FH Bielefeld
University of
Applied Sciences

Nanofaservliese als Substrate für künstliche Fotorezeptoren zur Entwicklung von Retinaimplantaten (NanoFoRe²)

Nanofaservlies, Nanofaser, Elektrospinnen, Nanospinnen, Fotorezeptoren, Retinaimplanta

Fachhochschule Bielefeld
Fachbereich Ingenieurwissenschaften und Mathematik
Interaktion 1
33619 Bielefeld           Ehrmann - NanoFoRe²

Laufzeit
22.6.17-21.11.17

Projektförderung
Fachhochschule  Bielefeld

Kurzbeschreibung
Mittels des Elektrospinn-Verfahrens können Nanofaservliese aus verschiedensten Polymeren und mit unterschiedlichen Faserdurchmessern hergestellt werden. Während die grundlegende Technologie bereits lange bekannt ist, werden heutzutage sowohl die maschinenbauliche Seite weiterentwickelt als auch neue Polymere und ihre Stabilisierung nach dem Spinnprozess erforscht.

Von besonderem Interesse ist momentan der Bereich des „Green Electrospinning“, in dem keine schädlichen Lösemittel verwendet werden.

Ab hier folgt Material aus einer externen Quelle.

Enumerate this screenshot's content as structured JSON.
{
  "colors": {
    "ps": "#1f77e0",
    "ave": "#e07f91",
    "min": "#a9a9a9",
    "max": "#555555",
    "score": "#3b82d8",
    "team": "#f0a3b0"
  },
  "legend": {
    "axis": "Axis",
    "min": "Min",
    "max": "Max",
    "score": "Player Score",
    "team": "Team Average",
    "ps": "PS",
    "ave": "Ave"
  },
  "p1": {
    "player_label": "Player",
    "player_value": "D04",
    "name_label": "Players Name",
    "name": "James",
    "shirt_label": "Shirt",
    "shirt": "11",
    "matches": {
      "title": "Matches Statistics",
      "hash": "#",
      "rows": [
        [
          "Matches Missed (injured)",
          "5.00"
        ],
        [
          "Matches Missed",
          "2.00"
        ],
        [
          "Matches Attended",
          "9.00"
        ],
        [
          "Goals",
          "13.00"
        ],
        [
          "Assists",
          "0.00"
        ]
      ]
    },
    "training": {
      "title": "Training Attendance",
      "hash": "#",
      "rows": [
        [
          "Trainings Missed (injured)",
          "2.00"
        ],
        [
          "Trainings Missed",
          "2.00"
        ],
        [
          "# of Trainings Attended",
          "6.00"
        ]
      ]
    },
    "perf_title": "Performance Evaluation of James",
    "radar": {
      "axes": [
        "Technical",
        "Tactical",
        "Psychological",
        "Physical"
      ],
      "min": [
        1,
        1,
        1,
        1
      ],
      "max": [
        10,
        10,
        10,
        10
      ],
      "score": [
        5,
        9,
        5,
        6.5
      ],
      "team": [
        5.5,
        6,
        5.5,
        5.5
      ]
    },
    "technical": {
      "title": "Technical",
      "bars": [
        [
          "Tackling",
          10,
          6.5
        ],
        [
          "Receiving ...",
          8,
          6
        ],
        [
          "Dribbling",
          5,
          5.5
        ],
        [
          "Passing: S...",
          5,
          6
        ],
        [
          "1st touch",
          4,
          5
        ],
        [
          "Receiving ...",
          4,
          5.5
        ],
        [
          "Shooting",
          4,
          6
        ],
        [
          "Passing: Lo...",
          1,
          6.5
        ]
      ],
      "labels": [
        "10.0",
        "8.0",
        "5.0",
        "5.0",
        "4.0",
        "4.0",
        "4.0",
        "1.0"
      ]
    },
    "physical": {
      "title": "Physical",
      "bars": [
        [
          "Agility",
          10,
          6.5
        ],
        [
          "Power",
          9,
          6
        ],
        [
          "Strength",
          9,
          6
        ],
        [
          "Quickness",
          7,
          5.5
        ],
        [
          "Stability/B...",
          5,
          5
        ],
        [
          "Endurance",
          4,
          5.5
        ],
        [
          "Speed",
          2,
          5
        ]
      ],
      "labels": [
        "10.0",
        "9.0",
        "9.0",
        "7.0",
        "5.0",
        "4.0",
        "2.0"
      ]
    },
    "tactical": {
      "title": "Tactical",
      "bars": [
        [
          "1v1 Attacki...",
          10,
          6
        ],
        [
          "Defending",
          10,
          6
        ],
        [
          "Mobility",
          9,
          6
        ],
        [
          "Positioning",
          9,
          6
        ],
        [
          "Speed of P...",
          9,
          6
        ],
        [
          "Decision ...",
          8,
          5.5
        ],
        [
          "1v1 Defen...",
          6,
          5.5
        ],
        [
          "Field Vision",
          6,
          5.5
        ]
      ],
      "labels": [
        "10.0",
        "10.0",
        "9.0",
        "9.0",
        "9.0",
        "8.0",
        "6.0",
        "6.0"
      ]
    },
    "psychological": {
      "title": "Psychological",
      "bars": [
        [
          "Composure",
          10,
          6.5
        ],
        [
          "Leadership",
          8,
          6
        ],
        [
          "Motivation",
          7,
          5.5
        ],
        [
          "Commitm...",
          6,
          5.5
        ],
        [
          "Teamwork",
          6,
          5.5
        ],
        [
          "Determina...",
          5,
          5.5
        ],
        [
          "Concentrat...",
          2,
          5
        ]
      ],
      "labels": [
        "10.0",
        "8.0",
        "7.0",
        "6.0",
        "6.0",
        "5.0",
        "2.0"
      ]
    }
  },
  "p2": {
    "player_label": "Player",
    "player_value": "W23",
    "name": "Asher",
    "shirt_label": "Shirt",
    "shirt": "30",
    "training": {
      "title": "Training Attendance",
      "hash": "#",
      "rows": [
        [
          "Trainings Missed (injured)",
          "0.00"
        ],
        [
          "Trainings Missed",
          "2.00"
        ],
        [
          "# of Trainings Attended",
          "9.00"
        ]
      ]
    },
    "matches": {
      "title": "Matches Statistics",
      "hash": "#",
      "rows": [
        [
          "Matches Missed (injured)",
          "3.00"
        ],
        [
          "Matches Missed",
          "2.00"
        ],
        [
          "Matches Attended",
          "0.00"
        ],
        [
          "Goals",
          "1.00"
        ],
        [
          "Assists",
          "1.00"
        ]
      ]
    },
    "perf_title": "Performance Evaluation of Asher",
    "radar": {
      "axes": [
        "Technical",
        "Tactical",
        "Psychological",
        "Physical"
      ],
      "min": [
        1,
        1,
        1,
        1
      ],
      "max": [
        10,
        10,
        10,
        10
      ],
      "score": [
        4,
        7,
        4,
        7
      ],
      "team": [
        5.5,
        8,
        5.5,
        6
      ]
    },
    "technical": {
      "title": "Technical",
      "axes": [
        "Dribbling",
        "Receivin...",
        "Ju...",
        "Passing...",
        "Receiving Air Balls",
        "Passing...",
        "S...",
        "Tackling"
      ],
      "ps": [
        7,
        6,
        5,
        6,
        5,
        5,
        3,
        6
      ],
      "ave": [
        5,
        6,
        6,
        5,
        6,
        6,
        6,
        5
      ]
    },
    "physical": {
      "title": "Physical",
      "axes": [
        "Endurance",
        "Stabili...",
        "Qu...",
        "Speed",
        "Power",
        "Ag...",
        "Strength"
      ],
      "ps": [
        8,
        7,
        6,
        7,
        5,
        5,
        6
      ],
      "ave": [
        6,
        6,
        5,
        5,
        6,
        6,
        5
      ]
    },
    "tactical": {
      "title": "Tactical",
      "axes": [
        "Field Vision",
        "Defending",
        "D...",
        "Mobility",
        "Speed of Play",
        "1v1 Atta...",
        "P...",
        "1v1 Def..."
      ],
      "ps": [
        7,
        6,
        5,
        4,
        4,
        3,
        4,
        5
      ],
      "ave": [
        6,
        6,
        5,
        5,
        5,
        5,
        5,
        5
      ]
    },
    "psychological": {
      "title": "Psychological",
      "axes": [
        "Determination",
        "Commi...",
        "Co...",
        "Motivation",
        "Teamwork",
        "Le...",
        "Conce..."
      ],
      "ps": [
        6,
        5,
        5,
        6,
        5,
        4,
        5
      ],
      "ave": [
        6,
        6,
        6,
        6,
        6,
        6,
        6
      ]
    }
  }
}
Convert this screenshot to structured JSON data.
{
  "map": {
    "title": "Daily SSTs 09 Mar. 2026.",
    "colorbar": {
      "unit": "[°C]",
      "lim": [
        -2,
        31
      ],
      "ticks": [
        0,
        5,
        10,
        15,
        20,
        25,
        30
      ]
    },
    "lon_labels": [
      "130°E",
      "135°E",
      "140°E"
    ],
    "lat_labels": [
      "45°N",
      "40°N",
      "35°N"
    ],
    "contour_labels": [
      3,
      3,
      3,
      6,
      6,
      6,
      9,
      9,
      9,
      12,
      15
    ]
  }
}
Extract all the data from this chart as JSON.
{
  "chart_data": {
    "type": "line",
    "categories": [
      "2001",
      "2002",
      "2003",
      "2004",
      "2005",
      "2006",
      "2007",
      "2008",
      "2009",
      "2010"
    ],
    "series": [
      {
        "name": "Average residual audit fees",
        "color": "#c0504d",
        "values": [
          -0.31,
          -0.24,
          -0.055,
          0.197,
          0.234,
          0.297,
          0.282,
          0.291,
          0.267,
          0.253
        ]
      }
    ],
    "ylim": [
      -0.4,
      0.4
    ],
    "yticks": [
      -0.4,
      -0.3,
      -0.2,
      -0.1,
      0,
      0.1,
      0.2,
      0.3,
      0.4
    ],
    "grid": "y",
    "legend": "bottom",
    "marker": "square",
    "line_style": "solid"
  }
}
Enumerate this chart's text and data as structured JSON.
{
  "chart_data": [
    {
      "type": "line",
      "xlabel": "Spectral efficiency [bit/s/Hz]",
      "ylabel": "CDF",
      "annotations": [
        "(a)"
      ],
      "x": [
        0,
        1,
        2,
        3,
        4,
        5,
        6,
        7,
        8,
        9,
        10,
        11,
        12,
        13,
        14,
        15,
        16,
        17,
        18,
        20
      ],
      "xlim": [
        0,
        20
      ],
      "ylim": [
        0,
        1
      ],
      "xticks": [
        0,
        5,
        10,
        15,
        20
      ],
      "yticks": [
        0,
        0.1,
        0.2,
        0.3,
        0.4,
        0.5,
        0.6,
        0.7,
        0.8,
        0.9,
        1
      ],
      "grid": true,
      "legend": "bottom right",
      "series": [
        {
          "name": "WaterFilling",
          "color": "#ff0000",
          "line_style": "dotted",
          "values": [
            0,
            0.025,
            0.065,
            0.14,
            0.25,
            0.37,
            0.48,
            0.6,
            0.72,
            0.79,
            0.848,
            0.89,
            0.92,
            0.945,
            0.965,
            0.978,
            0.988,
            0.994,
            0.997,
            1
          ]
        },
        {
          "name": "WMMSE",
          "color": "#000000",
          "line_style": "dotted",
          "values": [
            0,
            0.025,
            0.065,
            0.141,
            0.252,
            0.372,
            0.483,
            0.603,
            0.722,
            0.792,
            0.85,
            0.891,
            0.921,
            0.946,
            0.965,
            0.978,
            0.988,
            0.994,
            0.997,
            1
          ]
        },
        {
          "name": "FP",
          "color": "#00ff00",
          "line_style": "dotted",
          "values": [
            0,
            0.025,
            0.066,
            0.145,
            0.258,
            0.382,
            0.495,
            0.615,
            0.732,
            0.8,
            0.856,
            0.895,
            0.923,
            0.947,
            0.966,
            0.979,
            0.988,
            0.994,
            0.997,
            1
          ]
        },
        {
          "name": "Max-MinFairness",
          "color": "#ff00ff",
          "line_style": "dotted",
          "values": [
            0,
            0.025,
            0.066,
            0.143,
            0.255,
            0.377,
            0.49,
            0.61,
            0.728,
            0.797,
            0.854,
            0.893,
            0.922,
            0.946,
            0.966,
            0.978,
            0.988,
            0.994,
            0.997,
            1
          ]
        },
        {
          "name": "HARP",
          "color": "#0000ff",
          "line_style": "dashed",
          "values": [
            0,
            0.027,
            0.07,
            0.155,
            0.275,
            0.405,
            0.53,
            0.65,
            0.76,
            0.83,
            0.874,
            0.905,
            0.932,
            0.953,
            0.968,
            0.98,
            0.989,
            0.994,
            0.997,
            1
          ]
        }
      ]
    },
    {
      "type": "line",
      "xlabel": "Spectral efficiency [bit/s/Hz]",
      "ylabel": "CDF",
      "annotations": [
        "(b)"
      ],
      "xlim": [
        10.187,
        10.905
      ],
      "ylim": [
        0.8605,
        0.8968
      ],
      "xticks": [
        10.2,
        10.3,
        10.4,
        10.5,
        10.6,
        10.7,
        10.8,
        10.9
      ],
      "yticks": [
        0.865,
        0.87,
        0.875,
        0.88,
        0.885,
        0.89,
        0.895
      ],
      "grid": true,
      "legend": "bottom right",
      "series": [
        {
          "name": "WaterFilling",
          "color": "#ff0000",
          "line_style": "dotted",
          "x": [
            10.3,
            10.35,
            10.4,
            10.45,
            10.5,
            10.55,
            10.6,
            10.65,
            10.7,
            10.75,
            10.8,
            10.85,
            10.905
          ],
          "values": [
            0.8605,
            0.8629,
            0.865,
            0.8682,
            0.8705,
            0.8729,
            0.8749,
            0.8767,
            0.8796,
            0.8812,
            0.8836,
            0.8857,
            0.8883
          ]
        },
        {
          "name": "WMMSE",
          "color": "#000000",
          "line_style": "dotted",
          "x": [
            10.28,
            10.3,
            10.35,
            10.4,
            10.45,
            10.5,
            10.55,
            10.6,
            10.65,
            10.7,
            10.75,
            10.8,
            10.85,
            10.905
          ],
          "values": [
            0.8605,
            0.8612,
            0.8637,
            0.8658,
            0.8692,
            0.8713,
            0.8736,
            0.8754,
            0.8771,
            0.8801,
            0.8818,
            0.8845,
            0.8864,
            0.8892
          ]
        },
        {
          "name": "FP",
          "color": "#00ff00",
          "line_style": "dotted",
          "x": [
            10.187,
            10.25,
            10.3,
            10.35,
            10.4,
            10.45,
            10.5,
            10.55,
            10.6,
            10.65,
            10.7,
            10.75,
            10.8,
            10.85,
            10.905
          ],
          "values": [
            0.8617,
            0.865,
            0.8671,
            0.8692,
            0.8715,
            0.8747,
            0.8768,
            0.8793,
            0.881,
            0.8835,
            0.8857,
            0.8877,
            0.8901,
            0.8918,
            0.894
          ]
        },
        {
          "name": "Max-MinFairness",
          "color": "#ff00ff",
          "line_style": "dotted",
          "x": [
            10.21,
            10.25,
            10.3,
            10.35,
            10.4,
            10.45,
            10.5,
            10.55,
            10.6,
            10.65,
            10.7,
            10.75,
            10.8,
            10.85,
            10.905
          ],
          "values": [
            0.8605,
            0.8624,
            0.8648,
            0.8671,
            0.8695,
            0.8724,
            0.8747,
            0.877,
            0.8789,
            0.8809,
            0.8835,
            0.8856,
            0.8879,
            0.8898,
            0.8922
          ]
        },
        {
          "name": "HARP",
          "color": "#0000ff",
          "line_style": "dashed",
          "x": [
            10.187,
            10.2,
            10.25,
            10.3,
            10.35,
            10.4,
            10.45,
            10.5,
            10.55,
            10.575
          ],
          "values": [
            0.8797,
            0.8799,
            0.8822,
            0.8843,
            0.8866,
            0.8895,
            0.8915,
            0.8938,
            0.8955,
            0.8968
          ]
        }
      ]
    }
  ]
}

Bei diesen häufig wasserbasierten Spinnprozessen treten neue Probleme auf, die einerseits mit der langsameren Trocknung des Nanovlieses und andererseits der notwendigen anschließenden Vernetzung zusammenhängen.

Aufbauend auf den bisherigen Erfahrungen der AG „Textile Technologien“ im Green Electrospinning mit unterschiedlichsten (Bio-)Polymeren werden in dem beantragten Projekt biokompatible Materialien untersucht werden, die sich als Substrate für künstliche Fotorezeptoren zur Entwicklung von Retinaimplantaten eignen. Die Herausforderung besteht darin, Nanofaservliese zu entwickeln, die einerseits wasserfest sind, andererseits auch Chloroform widerstehen (das in der bisherigen Forschung zu künstlichen Fotorezeptoren auf Glassubstraten eingesetzt wird und voraussichtlich nicht sofort ersetzt werden kann) und nicht zuletzt eine optimierte Basis für die Integration bzw. Adhäsion der künstlichen Fotorezeptoren bietet. Wenn es gelingt, diese Anforderungen zu erfüllen, stellen die feinen, leichten, stabilen Nanofaservliese mit in weiten Bereichen einstellbaren physikalischen und chemischen Eigenschaften ein ideales Substrat für die spätere Implantation in das Auge dar.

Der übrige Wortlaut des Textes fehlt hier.